Comi G P, Prelle A, Bresolin N, Moggio M, Bardoni A, Gallanti A, Vita G, Toscano A, Ferro M T, Bordoni A
Institute of Clinical Neurology, Dino Ferrari Centre, University of Milano, Italy.
Brain. 1994 Feb;117 ( Pt 1):1-14. doi: 10.1093/brain/117.1.1-a.
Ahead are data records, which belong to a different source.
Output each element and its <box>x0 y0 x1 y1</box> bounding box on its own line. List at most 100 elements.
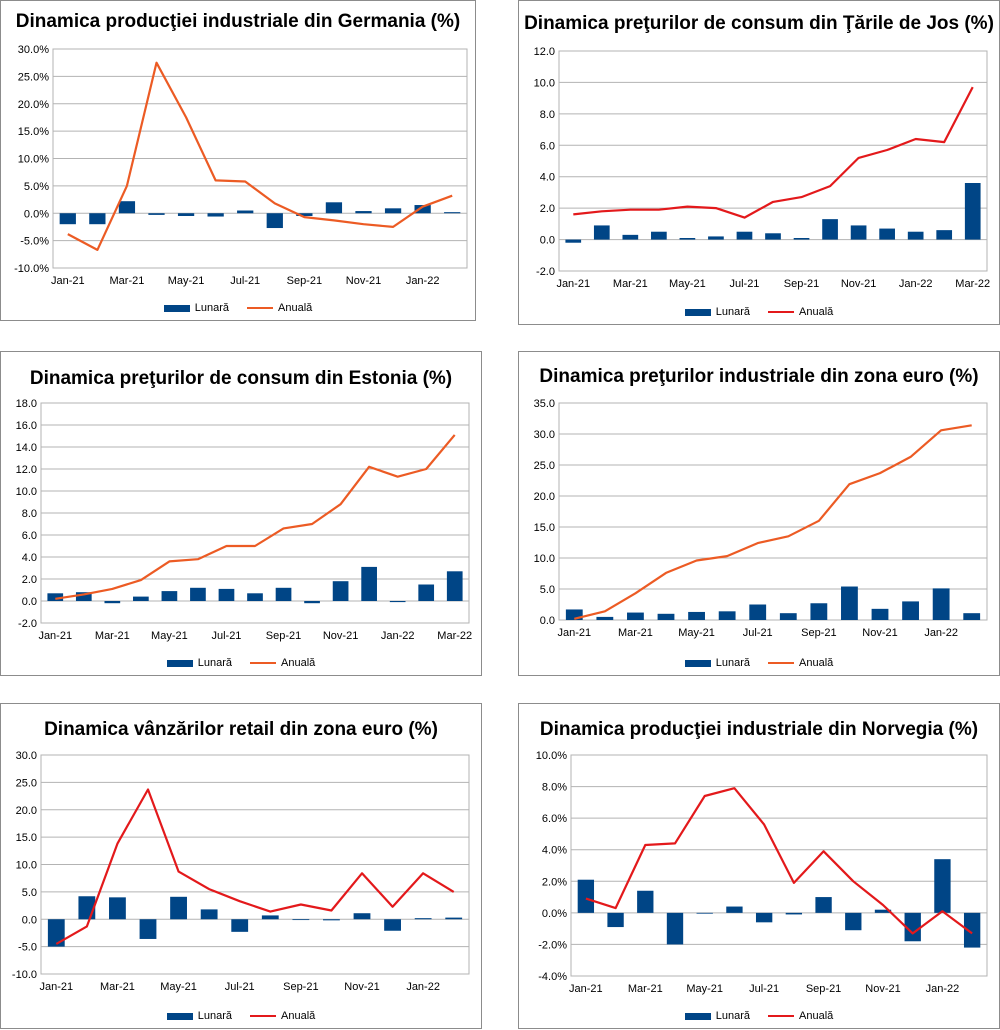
bar <box>879 229 895 240</box>
bar <box>444 212 460 213</box>
bar <box>908 232 924 240</box>
bar <box>780 613 797 620</box>
legend-item-annual: Anuală <box>250 657 315 669</box>
x-tick-label: Jul-21 <box>225 981 255 993</box>
legend-line-swatch <box>250 1015 276 1017</box>
y-tick-label: 10.0 <box>534 77 555 89</box>
y-tick-label: 30.0 <box>16 750 37 762</box>
x-tick-label: Jan-22 <box>406 275 440 287</box>
legend-label: Lunară <box>198 657 232 669</box>
x-tick-label: Nov-21 <box>862 627 897 639</box>
series-line-annual <box>55 435 454 599</box>
bar <box>109 897 126 919</box>
y-tick-label: -2.0 <box>18 618 37 630</box>
bar <box>267 213 283 228</box>
y-tick-label: 25.0% <box>18 71 49 83</box>
legend-label: Anuală <box>799 657 833 669</box>
legend-label: Lunară <box>198 1010 232 1022</box>
plot-frame <box>571 755 987 976</box>
y-tick-label: 25.0 <box>534 460 555 472</box>
y-tick-label: 0.0% <box>542 908 567 920</box>
x-tick-label: May-21 <box>669 278 706 290</box>
legend-label: Anuală <box>281 657 315 669</box>
x-tick-label: Jan-22 <box>381 630 415 642</box>
series-line-annual <box>68 63 452 250</box>
y-tick-label: 30.0 <box>534 429 555 441</box>
bar <box>178 213 194 216</box>
legend-bar-swatch <box>685 309 711 316</box>
y-tick-label: 10.0% <box>536 750 567 762</box>
bar <box>765 233 781 239</box>
legend-item-monthly: Lunară <box>685 657 750 669</box>
x-tick-label: Nov-21 <box>344 981 379 993</box>
y-tick-label: 15.0 <box>534 522 555 534</box>
legend-item-annual: Anuală <box>768 306 833 318</box>
y-tick-label: 12.0 <box>16 464 37 476</box>
bar <box>219 589 235 601</box>
bar <box>845 913 861 930</box>
x-tick-label: Jan-21 <box>38 630 72 642</box>
x-tick-label: Jul-21 <box>230 275 260 287</box>
x-tick-label: Sep-21 <box>806 983 841 995</box>
bar <box>201 909 218 919</box>
bar <box>578 880 594 913</box>
bar <box>622 235 638 240</box>
chart-plot: -2.00.02.04.06.08.010.012.014.016.018.0J… <box>1 352 483 677</box>
legend-item-monthly: Lunară <box>685 306 750 318</box>
bar <box>162 591 178 601</box>
legend-item-annual: Anuală <box>247 302 312 314</box>
x-tick-label: Nov-21 <box>323 630 358 642</box>
bar <box>119 201 135 213</box>
series-line-annual <box>574 425 971 619</box>
y-tick-label: 6.0 <box>22 530 37 542</box>
y-tick-label: 20.0% <box>18 99 49 111</box>
bar <box>170 897 187 919</box>
bar <box>627 613 644 620</box>
bar <box>447 571 463 601</box>
x-tick-label: Mar-21 <box>618 627 653 639</box>
y-tick-label: 10.0% <box>18 154 49 166</box>
legend-line-swatch <box>247 307 273 309</box>
bar <box>726 907 742 913</box>
bar <box>231 919 248 932</box>
x-tick-label: Jul-21 <box>211 630 241 642</box>
bar <box>333 581 349 601</box>
x-tick-label: Sep-21 <box>801 627 836 639</box>
x-tick-label: Mar-21 <box>628 983 663 995</box>
y-tick-label: 10.0 <box>16 486 37 498</box>
bar <box>208 213 224 216</box>
y-tick-label: 4.0% <box>542 845 567 857</box>
x-tick-label: Mar-22 <box>955 278 990 290</box>
y-tick-label: -4.0% <box>538 971 567 983</box>
x-tick-label: May-21 <box>678 627 715 639</box>
legend-item-annual: Anuală <box>768 657 833 669</box>
bar <box>851 225 867 239</box>
legend-item-monthly: Lunară <box>685 1010 750 1022</box>
bar <box>415 918 432 919</box>
y-tick-label: 6.0% <box>542 813 567 825</box>
series-line-annual <box>573 87 972 218</box>
y-tick-label: 16.0 <box>16 420 37 432</box>
x-tick-label: May-21 <box>151 630 188 642</box>
bar <box>607 913 623 927</box>
y-tick-label: 0.0 <box>22 596 37 608</box>
x-tick-label: Jan-22 <box>406 981 440 993</box>
bar <box>565 240 581 243</box>
x-tick-label: Jul-21 <box>743 627 773 639</box>
legend-label: Lunară <box>716 1010 750 1022</box>
bar <box>594 225 610 239</box>
x-tick-label: Jan-21 <box>557 627 591 639</box>
y-tick-label: -5.0 <box>18 942 37 954</box>
bar <box>148 213 164 215</box>
bar <box>872 609 889 620</box>
y-tick-label: 5.0 <box>22 887 37 899</box>
x-tick-label: Nov-21 <box>346 275 381 287</box>
x-tick-label: Sep-21 <box>266 630 301 642</box>
legend-item-monthly: Lunară <box>167 657 232 669</box>
chart-panel-eurozone-ppi: Dinamica preţurilor industriale din zona… <box>518 351 1000 676</box>
x-tick-label: Mar-21 <box>110 275 145 287</box>
legend-bar-swatch <box>167 1013 193 1020</box>
chart-panel-estonia-cpi: Dinamica preţurilor de consum din Estoni… <box>0 351 482 676</box>
y-tick-label: 2.0 <box>22 574 37 586</box>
We have investigated 59 Becker muscular dystrophy patients, representing 56 independent mutations, to test the hypothesis of predictability of muscle dystrophin expression and clinical phenotype based on location of dystrophin gene mutations. Partial intragenic deletions and duplications account for 82% of the independent mutations, of which 76.7% were deletions and 5.3% duplications. Mutations in which boundaries could be defined, were of in-frame type (35 out of 37, 94.6%, with two exceptions. Eighty-two percent of mutations were located at the distal part of the rod domain (exons 45-60), 9% at domain I (promoter through exon 9) and 9% at proximal and central parts of domain II. Domain I deleted patients tended to have a worse clinical phenotype, with earlier presentation, faster progression rate and lower dystrophin expression, while distal rod domain deleted patients showed a more classic Becker muscular dystrophy phenotype. Between these two groups, only the differences in the immunohistochemical patterns of dystrophin expression and disease progression rate were statistically significant. Partial clinical and biochemical heterogeneity was observed in the distal domain II patient group, due to the presence of few patients covering the extremities of clinical severity. Two asymptomatic patients had deletions located in the central (exons 41-44) and distal parts (exons 50-53) of the rod domain. Severe myalgia and cramps were often reported as early onset symptoms (18 out of 59): no correlation was found between this symptomatology and the location of the mutation. Relative levels of muscle dystrophin correlated with immunohistochemical patterns of subsarcolemma staining. Dystrophin levels (as estimated by 30 kDa antibody immuno-reactivity) correlated with age of reaching a moderate degree of muscle involvement as well as with delay in reaching that stage, a parameter of disease progression rate. Our data confirm that different Becker muscular dystrophy gene in-frame mutations have different effects on dystrophin expression and clinical severity, indicating several functional roles of the dystrophin domains.
我们研究了59例贝克型肌营养不良患者,这些患者代表56种独立突变,以检验基于肌营养不良蛋白基因突变位置预测肌肉中肌营养不良蛋白表达及临床表型这一假设。部分基因内缺失和重复占独立突变的82%,其中76.7%为缺失,5.3%为重复。边界能够确定的突变属于读码框内类型(37例中有35例,占94.6%,有两个例外)。82%的突变位于杆状结构域远端部分(外显子45 - 60),9%位于结构域I(从启动子到外显子9),9%位于结构域II的近端和中部。结构域I缺失的患者临床表型往往更差,起病更早,进展速度更快,肌营养不良蛋白表达更低,而杆状结构域远端缺失的患者表现出更典型的贝克型肌营养不良表型。在这两组之间,只有肌营养不良蛋白表达的免疫组化模式和疾病进展速度的差异具有统计学意义。由于覆盖临床严重程度两端的患者较少,在结构域II远端患者组中观察到部分临床和生化异质性。两名无症状患者的缺失位于杆状结构域中部(外显子41 - 44)和远端部分(外显子50 - 53)。严重肌痛和痉挛常被报告为早期症状(59例中有18例):未发现这种症状与突变位置之间存在相关性。肌肉中肌营养不良蛋白的相对水平与肌膜下染色的免疫组化模式相关。肌营养不良蛋白水平(通过30 kDa抗体免疫反应性估计)与达到中度肌肉受累程度的年龄以及达到该阶段的延迟相关,后者是疾病进展速度的一个参数。我们的数据证实,不同的贝克型肌营养不良基因读码框内突变对肌营养不良蛋白表达和临床严重程度有不同影响,表明肌营养不良蛋白结构域具有多种功能作用。